Au nord-est, il y a bien la ville de Millau, deux fois plus grande, mais elle est l’éternelle rivale. Vieille histoire, cocktail de rivalités et de concurrences, d’exception géographique aussi. Puis, le progrès médical, — impliquant une rationalisation des soins et un re­groupement des moyens —, a tout bouleversé. Peut-on en effet maintenir deux hôpitaux, situés à quelque 30 kilomètres l’un de l’autre (la route entre Millau et Saint-Affrique n’aurait été coupée que deux fois en dix ans), chacun ayant une activité moyenne? Il y a bien eu des essais de collaboration, puis de fusion, voire un projet de création d’un seul hôpital, pile au milieu entre les deux villes, mais si Saint-Affrique a été d’accord, la ville de Millau, un brin hypocrite, insistait pour que le nouvel hôpital se plante dans sa banlieue.

Retour à la case départ; après des actions fortes comme l’occupation du viaduc de Millau, le service de chirurgie s’est maintenu en montant un partenariat avec le CHU de Montpellier qui met à sa disposition un chirurgien à mi-temps.

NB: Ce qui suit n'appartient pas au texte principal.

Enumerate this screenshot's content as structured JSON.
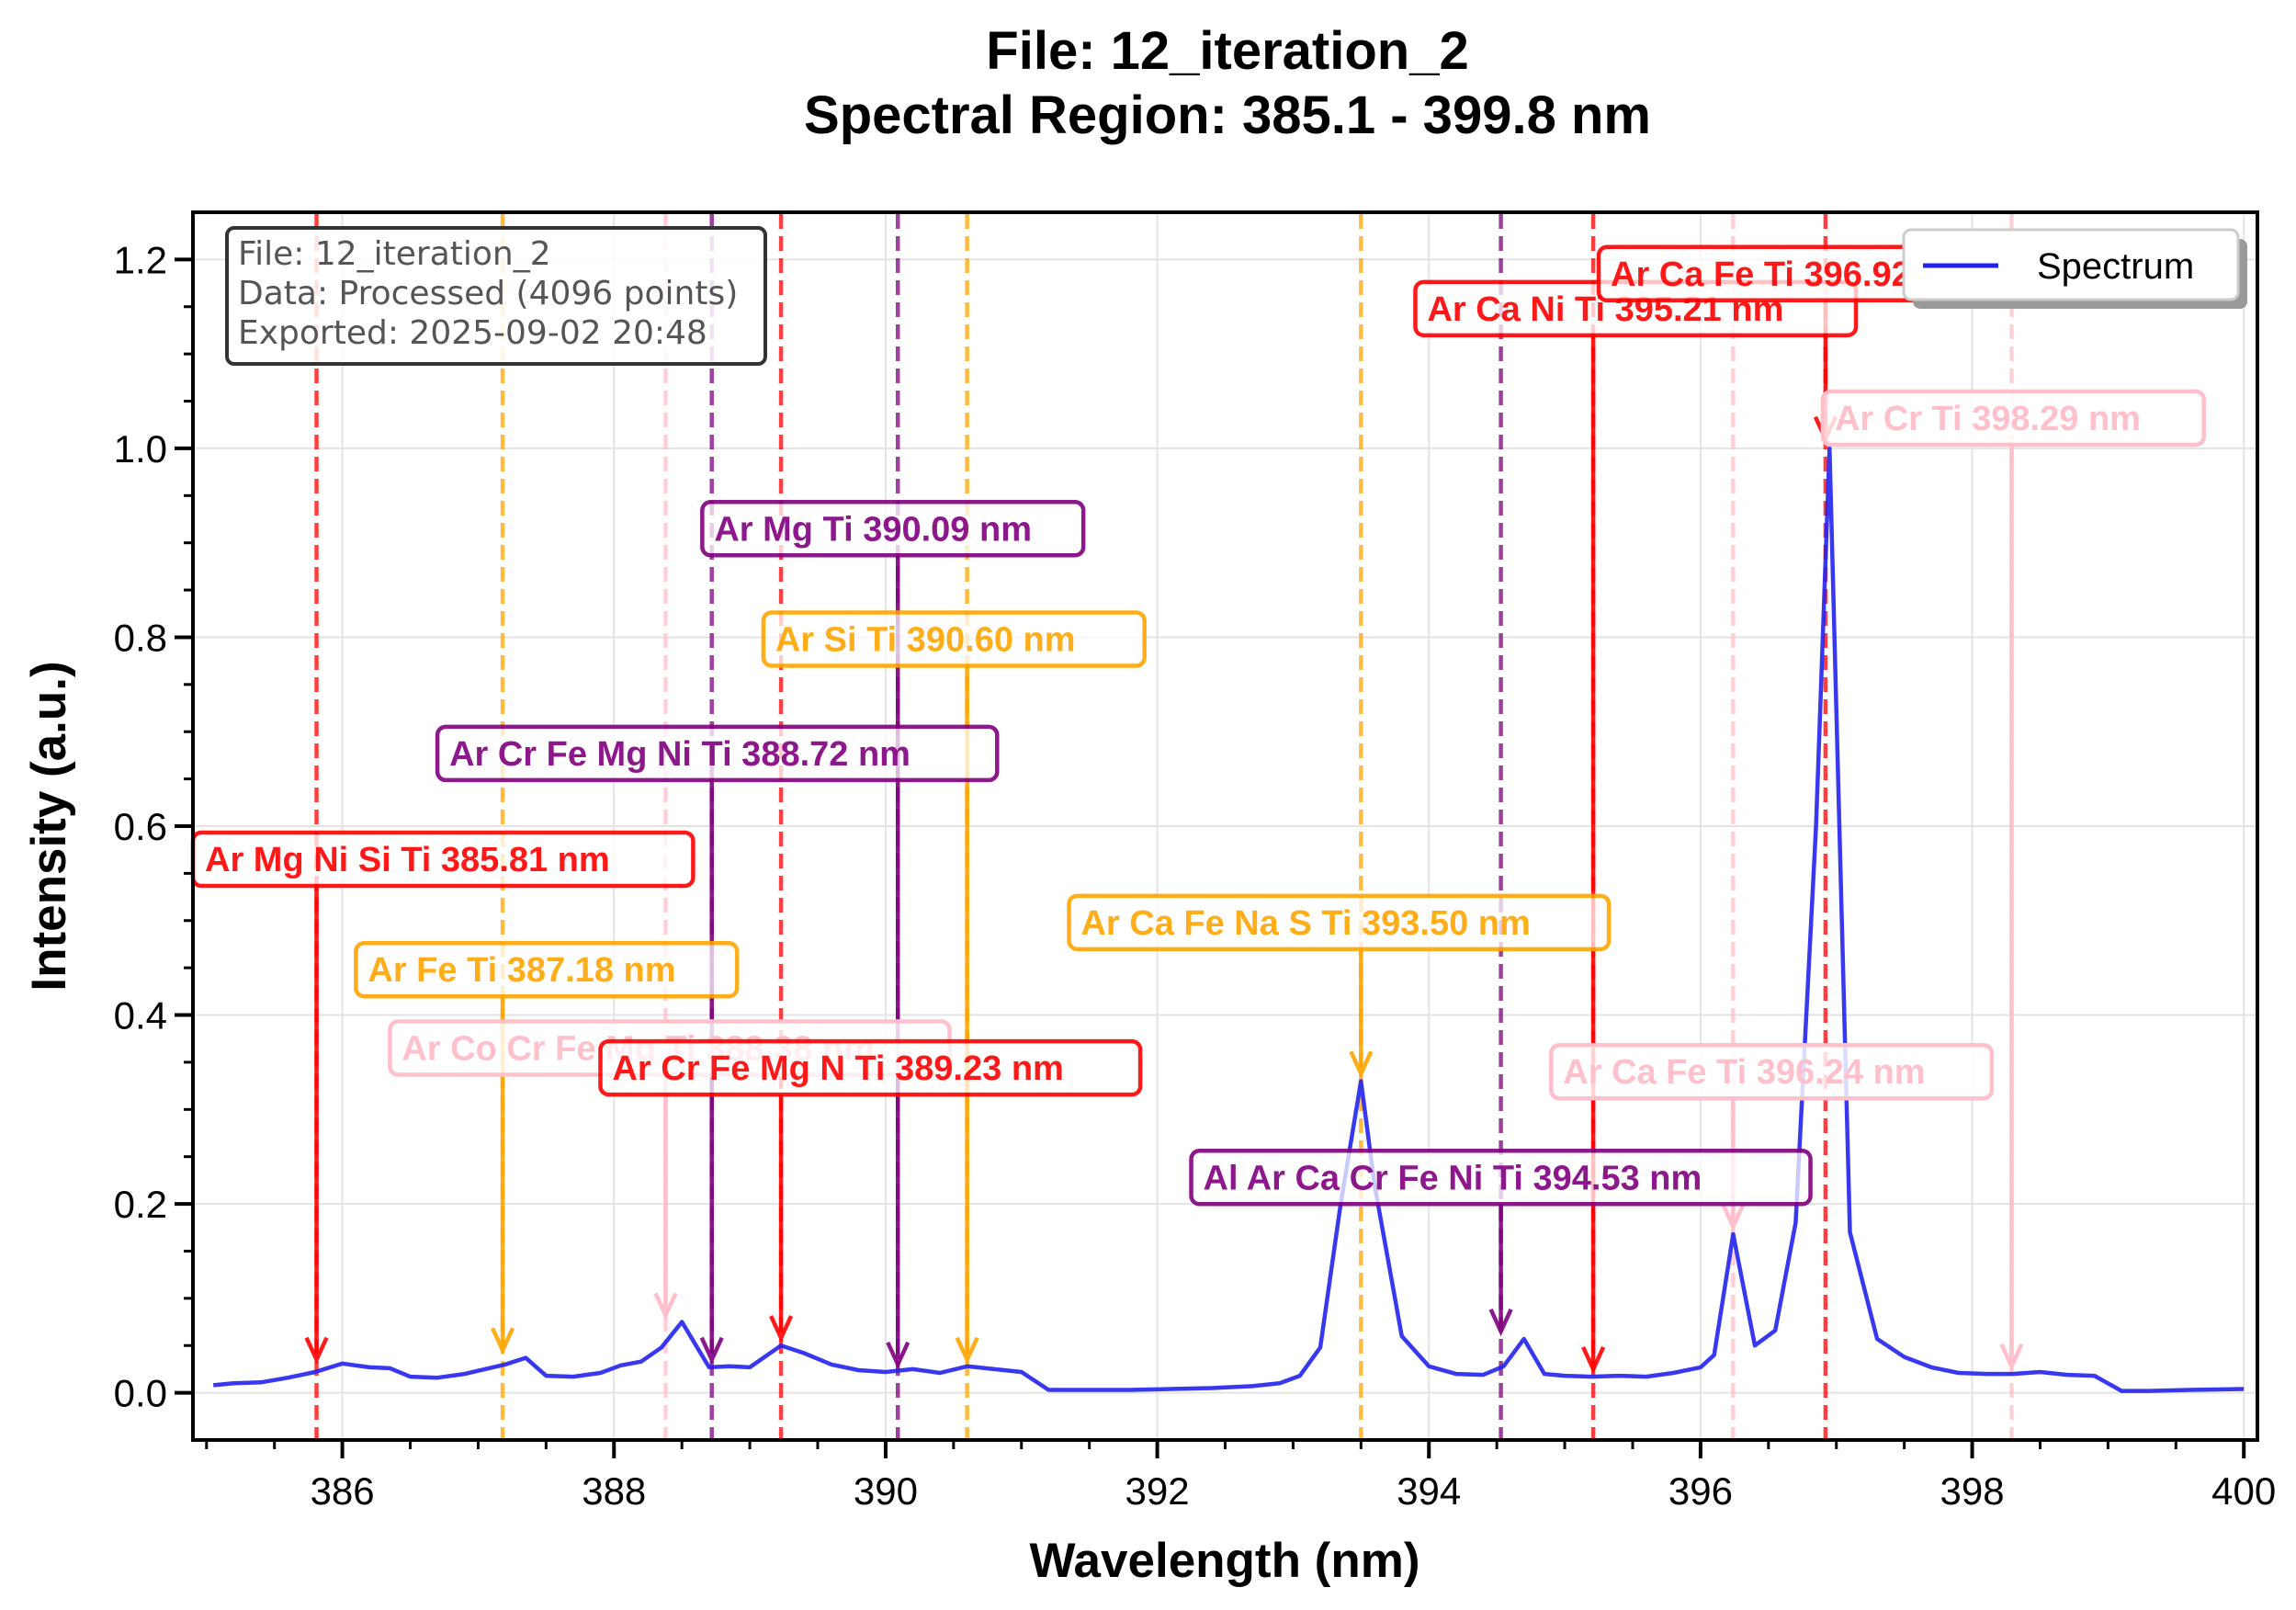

Une solution inédite, imposée par Douste-Blazy, alors ministre de la Santé, en 2004, qui permettait de pallier la difficulté énorme en France de recruter des chirurgiens.

«Si on touche à notre hôpital, c’est tous les petits hôpitaux locaux qui sont menacés. Nous sommes le verrou», poursuit le maire qui veut en faire un combat national. «Ils veulent notre mort. Cela fait dix ans qu’il essayent. Il y a deux ans, il y a eu le rapport Vallancien (1). Là, ils nous sortent un rapport secret contre notre chirurgien. On n’est pas dupe. C’est un coup monté. Personne, ici, ne se fera avoir.»

A Saint-Affrique, on se prépare à la résistance. Non sans raison, on met en avant la maternité de l’hôpital. Tout le monde en est fier. Elle est certes petite, avec 250 accouchements par an, «mais au moins on prend soin des jeunes mères», raconte avec chaleur Cécile, sage-femme depuis quinze ans à Saint-Affrique. 90 % des femmes accouchent dans «leur ville». Quant à la chirurgie, le maire se dit prêt à affronter la tempête qui s’annonce. « Ce chirurgien, on le défendra jusqu’au bout», prévient-il. «En dépit de toutes nos difficultés, cela marche», poursuit le Dr Pierre Chevallier, anesthésiste et président de la Commission médicale de Saint-Affrique. Et de citer les 1000 passages l’an dernier et les 700 interventions qui ont eu lieu. «Si on était si mauvais que cela, il y aurait des plaintes. Aucune. Tous les généralistes de la ville nous soutiennent», conclut ce médecin qui ressemble à s’y méprendre à José Bové. Tout un symbole.

(1)   En avril, le professeur Guy Vallancien, dilligenté par le ministère de la Santé, publiait un rapport concluant que près de 120 services de chirurgie devaient fermer, faute d’activité suffisante.